Although the presence of a thyroglossal duct cyst is relatively common compared to the appearance of a congenital laryngocele, the fact that this presentation was found concomitantly raises the question of a possible embryological association between these two malformations. The existence of this unique case in the literature opens doors to better understanding the unknown mechanisms related to the formation and appearance of these malformations during the embryonic period. Nevertheless, there is the possibility that this correlation is mere coincidence.

It is noteworthy that the presence of respiratory symptoms, such as stridor, is an important marker of severity since airway obstruction in neonates poses a risk to the patient’s life [3].

Therefore, in clinical practice, it is important to consider the differential diagnosis of congenital stridor, in addition to laryngomalacia, to ensure that medical interventions achieve the desired results with the least possible harm to the patient.

This is a rare case of congenital laryngocele with an associated thyroglossal cyst, where the initial diagnosis was laryngomalacia despite the presence of cervical bulging. Thus, we emphasize the importance of thorough clinical examination, including endoscopy and suspension laryngoscopy, for accurate diagnostic confirmation.

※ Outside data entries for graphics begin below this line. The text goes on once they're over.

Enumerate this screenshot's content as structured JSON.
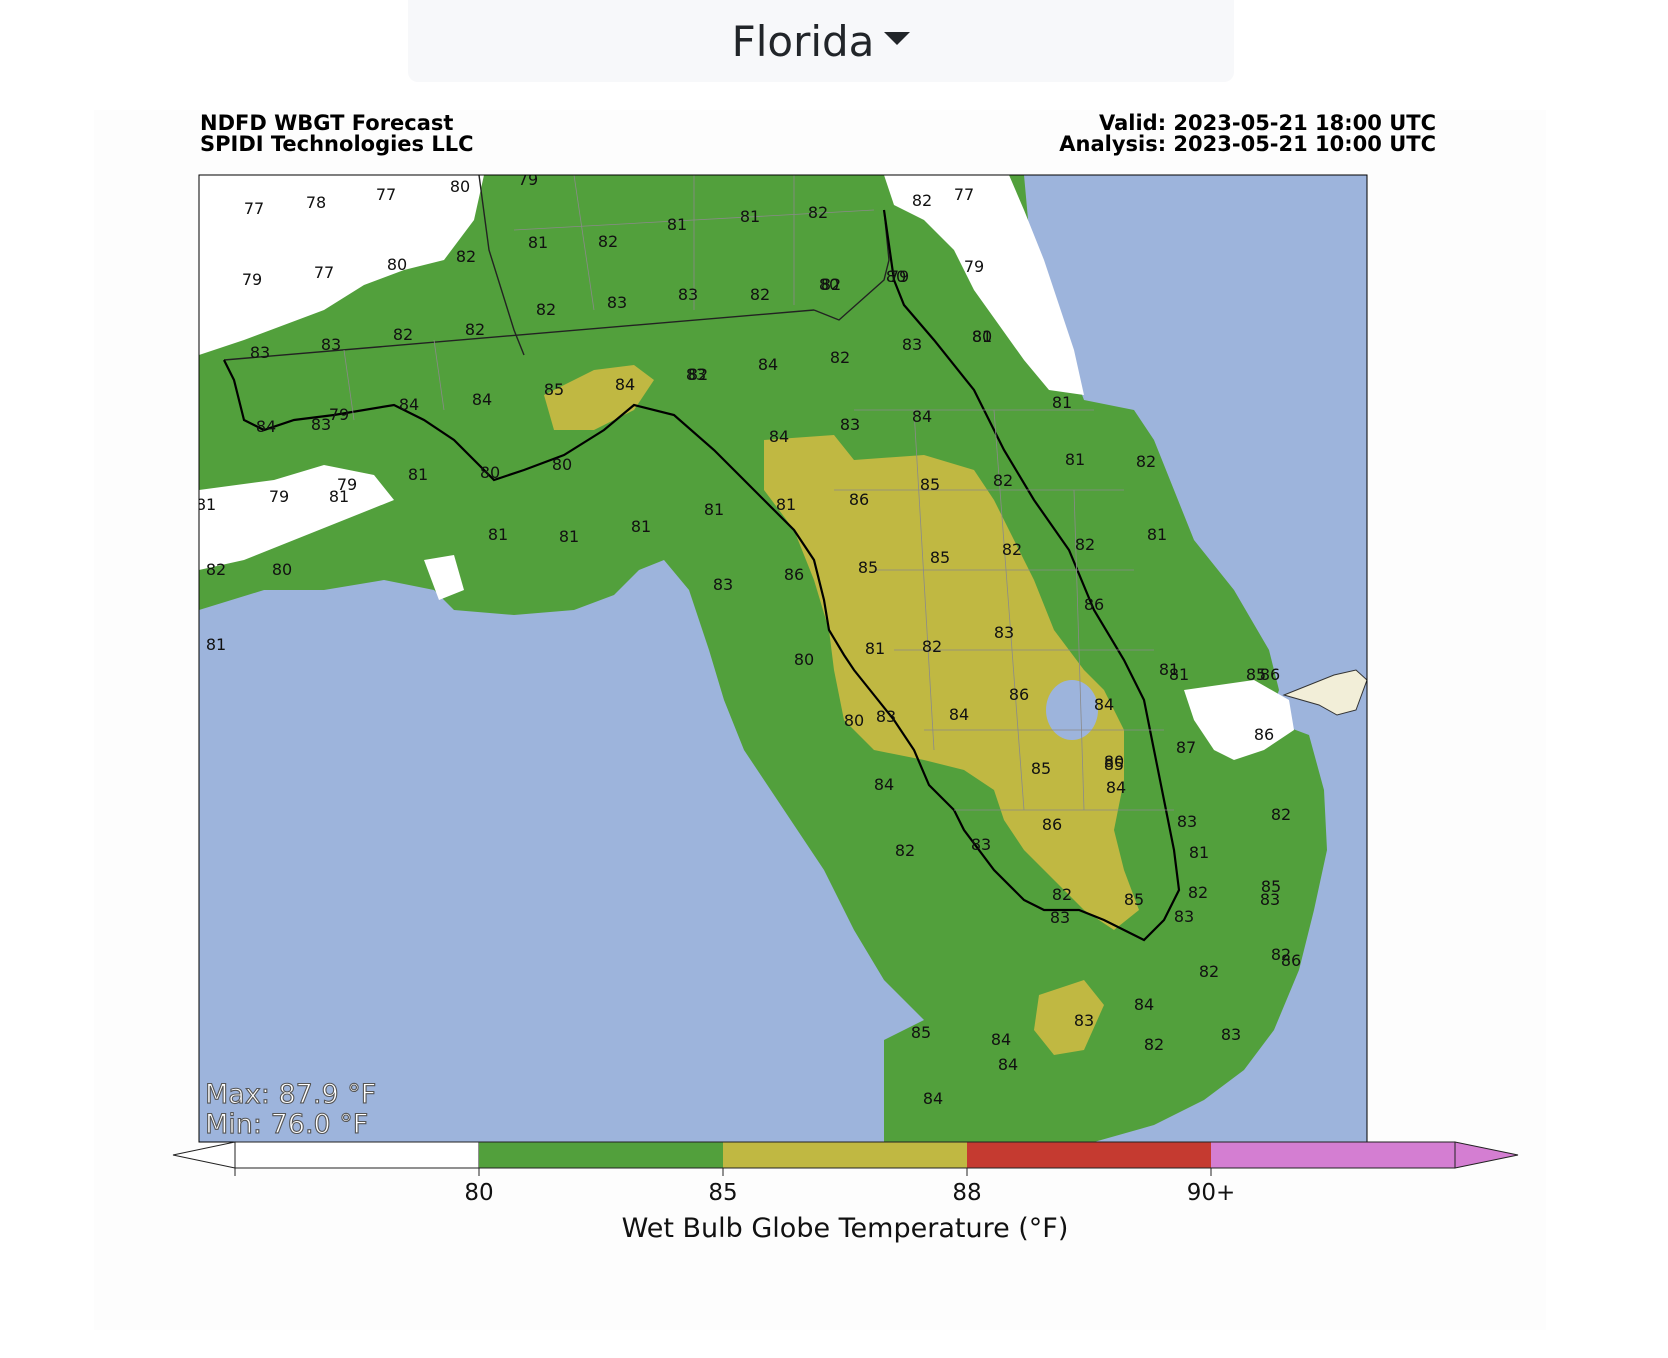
{
  "selector": {
    "label": "Florida"
  },
  "header": {
    "title": "NDFD WBGT Forecast",
    "subtitle": "SPIDI Technologies LLC",
    "valid": "Valid: 2023-05-21 18:00 UTC",
    "analysis": "Analysis: 2023-05-21 10:00 UTC"
  },
  "stats": {
    "max": "Max: 87.9 °F",
    "min": "Min: 76.0 °F"
  },
  "colorbar": {
    "label": "Wet Bulb Globe Temperature (°F)",
    "ticks": [
      "80",
      "85",
      "88",
      "90+"
    ],
    "colors": {
      "below": "#ffffff",
      "c80_85": "#52a03c",
      "c85_88": "#c0b842",
      "c88_90": "#c53a30",
      "c90_plus": "#d47ed2"
    }
  },
  "map_colors": {
    "water": "#9db4dc",
    "white": "#ffffff",
    "bahamas": "#f2eed8"
  },
  "map_values": [
    "77",
    "78",
    "77",
    "80",
    "79",
    "77",
    "79",
    "77",
    "80",
    "79",
    "79",
    "80",
    "82",
    "81",
    "82",
    "81",
    "81",
    "82",
    "82",
    "83",
    "83",
    "82",
    "82",
    "80",
    "80",
    "81",
    "82",
    "82",
    "82",
    "83",
    "83",
    "82",
    "83",
    "83",
    "84",
    "84",
    "85",
    "84",
    "82",
    "84",
    "80",
    "83",
    "84",
    "79",
    "81",
    "80",
    "79",
    "79",
    "81",
    "80",
    "81",
    "81",
    "81",
    "81",
    "81",
    "84",
    "84",
    "83",
    "81",
    "86",
    "85",
    "82",
    "82",
    "81",
    "81",
    "81",
    "82",
    "83",
    "86",
    "85",
    "85",
    "82",
    "82",
    "81",
    "80",
    "81",
    "82",
    "83",
    "86",
    "86",
    "84",
    "81",
    "81",
    "80",
    "87",
    "86",
    "86",
    "85",
    "80",
    "84",
    "83",
    "85",
    "85",
    "84",
    "83",
    "81",
    "82",
    "84",
    "86",
    "82",
    "85",
    "82",
    "83",
    "82",
    "83",
    "85",
    "83",
    "82",
    "82",
    "83",
    "84",
    "86",
    "83",
    "84",
    "85",
    "84",
    "84",
    "83",
    "82"
  ]
}
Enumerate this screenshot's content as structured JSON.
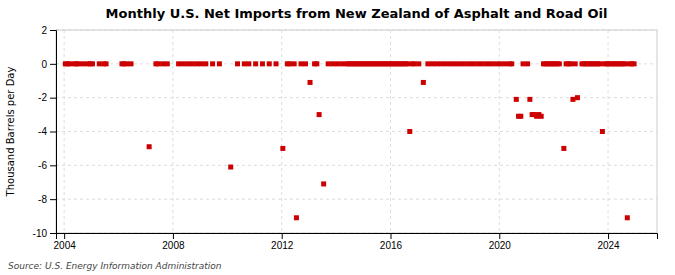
{
  "chart_data": {
    "type": "scatter",
    "title": "Monthly U.S. Net Imports from New Zealand of Asphalt and Road Oil",
    "y_label": "Thousand Barrels per Day",
    "annotations": [
      "Source: U.S. Energy Information Administration"
    ],
    "color": "#cc0000",
    "marker": "square",
    "grid": true,
    "xlim": [
      2003.7,
      2025.8
    ],
    "xticks": [
      2004,
      2008,
      2012,
      2016,
      2020,
      2024
    ],
    "ylim": [
      -10,
      2
    ],
    "yticks": [
      -10,
      -8,
      -6,
      -4,
      -2,
      0,
      2
    ],
    "x": [
      2004.0416666666667,
      2004.125,
      2004.2083333333333,
      2004.375,
      2004.4583333333333,
      2004.5416666666667,
      2004.7083333333333,
      2004.875,
      2004.9583333333333,
      2005.0416666666667,
      2005.2916666666667,
      2005.4583333333333,
      2005.5416666666667,
      2006.125,
      2006.2083333333333,
      2006.2916666666667,
      2006.4583333333333,
      2007.125,
      2007.375,
      2007.4583333333333,
      2007.625,
      2007.7916666666667,
      2008.2083333333333,
      2008.375,
      2008.5416666666667,
      2008.7083333333333,
      2008.875,
      2009.0416666666667,
      2009.2083333333333,
      2009.4583333333333,
      2009.7083333333333,
      2010.125,
      2010.375,
      2010.625,
      2010.7916666666667,
      2011.0416666666667,
      2011.2916666666667,
      2011.5416666666667,
      2011.7916666666667,
      2012.0416666666667,
      2012.2083333333333,
      2012.2916666666667,
      2012.4583333333333,
      2012.5416666666667,
      2012.7083333333333,
      2012.875,
      2013.0416666666667,
      2013.2083333333333,
      2013.2916666666667,
      2013.375,
      2013.5416666666667,
      2013.7083333333333,
      2013.875,
      2014.0416666666667,
      2014.2083333333333,
      2014.375,
      2014.4583333333333,
      2014.5416666666667,
      2014.625,
      2014.7083333333333,
      2014.7916666666667,
      2014.875,
      2014.9583333333333,
      2015.0416666666667,
      2015.125,
      2015.2083333333333,
      2015.2916666666667,
      2015.375,
      2015.4583333333333,
      2015.5416666666667,
      2015.625,
      2015.7083333333333,
      2015.7916666666667,
      2015.875,
      2015.9583333333333,
      2016.0416666666667,
      2016.125,
      2016.2083333333333,
      2016.2916666666667,
      2016.375,
      2016.4583333333333,
      2016.5416666666667,
      2016.625,
      2016.7083333333333,
      2016.7916666666667,
      2016.875,
      2017.0416666666667,
      2017.2083333333333,
      2017.375,
      2017.5416666666667,
      2017.7083333333333,
      2017.875,
      2018.0416666666667,
      2018.2083333333333,
      2018.375,
      2018.5416666666667,
      2018.7083333333333,
      2018.875,
      2019.0416666666667,
      2019.2083333333333,
      2019.375,
      2019.5416666666667,
      2019.7083333333333,
      2019.875,
      2020.0416666666667,
      2020.2083333333333,
      2020.375,
      2020.4583333333333,
      2020.625,
      2020.7083333333333,
      2020.7916666666667,
      2020.875,
      2021.0416666666667,
      2021.125,
      2021.2083333333333,
      2021.2916666666667,
      2021.375,
      2021.4583333333333,
      2021.5416666666667,
      2021.625,
      2021.7083333333333,
      2021.7916666666667,
      2021.875,
      2021.9583333333333,
      2022.0416666666667,
      2022.125,
      2022.2083333333333,
      2022.375,
      2022.4583333333333,
      2022.5416666666667,
      2022.625,
      2022.7083333333333,
      2022.7916666666667,
      2022.875,
      2023.0416666666667,
      2023.125,
      2023.2083333333333,
      2023.2916666666667,
      2023.375,
      2023.4583333333333,
      2023.5416666666667,
      2023.625,
      2023.7083333333333,
      2023.7916666666667,
      2023.875,
      2023.9583333333333,
      2024.0416666666667,
      2024.125,
      2024.2083333333333,
      2024.2916666666667,
      2024.375,
      2024.4583333333333,
      2024.5416666666667,
      2024.625,
      2024.7083333333333,
      2024.7916666666667,
      2024.875,
      2024.9583333333333
    ],
    "values": [
      0,
      0,
      0,
      0,
      0,
      0,
      0,
      0,
      0,
      0,
      0,
      0,
      0,
      0,
      0,
      0,
      0,
      -4.9,
      0,
      0,
      0,
      0,
      0,
      0,
      0,
      0,
      0,
      0,
      0,
      0,
      0,
      -6.1,
      0,
      0,
      0,
      0,
      0,
      0,
      0,
      -5.0,
      0,
      0,
      0,
      -9.1,
      0,
      0,
      -1.1,
      0,
      0,
      -3.0,
      -7.1,
      0,
      0,
      0,
      0,
      0,
      0,
      0,
      0,
      0,
      0,
      0,
      0,
      0,
      0,
      0,
      0,
      0,
      0,
      0,
      0,
      0,
      0,
      0,
      0,
      0,
      0,
      0,
      0,
      0,
      0,
      0,
      0,
      -4.0,
      0,
      0,
      0,
      -1.1,
      0,
      0,
      0,
      0,
      0,
      0,
      0,
      0,
      0,
      0,
      0,
      0,
      0,
      0,
      0,
      0,
      0,
      0,
      0,
      0,
      -2.1,
      -3.1,
      -3.1,
      0,
      0,
      -2.1,
      -3.0,
      -3.0,
      -3.1,
      -3.0,
      -3.1,
      0,
      0,
      0,
      0,
      0,
      0,
      0,
      0,
      -5.0,
      0,
      0,
      0,
      -2.1,
      0,
      -2.0,
      0,
      0,
      0,
      0,
      0,
      0,
      0,
      0,
      0,
      -4.0,
      0,
      0,
      0,
      0,
      0,
      0,
      0,
      0,
      0,
      0,
      -9.1,
      0,
      0,
      0
    ]
  }
}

1. Y?lmaz S, Y?ld?zba? ?, Yaman H, Güçlü E, Öztürk Ö. Stridor in a newborn caused by a congenital laryngocele and bifid epiglottis: a case report and review of literature international. J Pediatric Otorhinolaryngol Extra. 2010; 5: 28-31
2. Tasinklar H, Vayisoglu Y, Avlan D, Polat A, Nayci A. Congenital Laryngomucocele: a rare cause of airway obstruction in a newborn. J Craniofac Surg. 2015; 26: e238-e240.
3. Ahmed H, Ndiaye C, Barry MW, Thiongane A, Mbaye A, Zemene Y, et al. A Rare Cause of Upper Airway Obstruction in a Child. Case Rep Otolaryngol. 2017; 1-3.
4. Andrea A, Balázs S, Miklós S, Béla V, István S, László R. An unusual cause of infant’s stridor – congenital laryngocele. J Otolaryngol Head Neck Surg. 2020; 49.
5. Felix JA, Felix F, Mello LFP. Laringocele: uma causa de obstrução de vias aéreas superiores. Revista Brasileira de Otorrinolaringologia. 2008; 74:143-146.
6. Rangel AC, Pegorer LF, Vilela R. Stridor in the delivery room. Revista Paulista de Pediatria. 2010; 28: 409-412.
7. Cassol VE. Endoscopic diagnosis of stridor in childhood. J de Pneumologia. 2001; 27.
8. Bedwell J, Zalzal G. Laryngomalacia. Sem Pediatric Surg. 2016; 25: 119-122.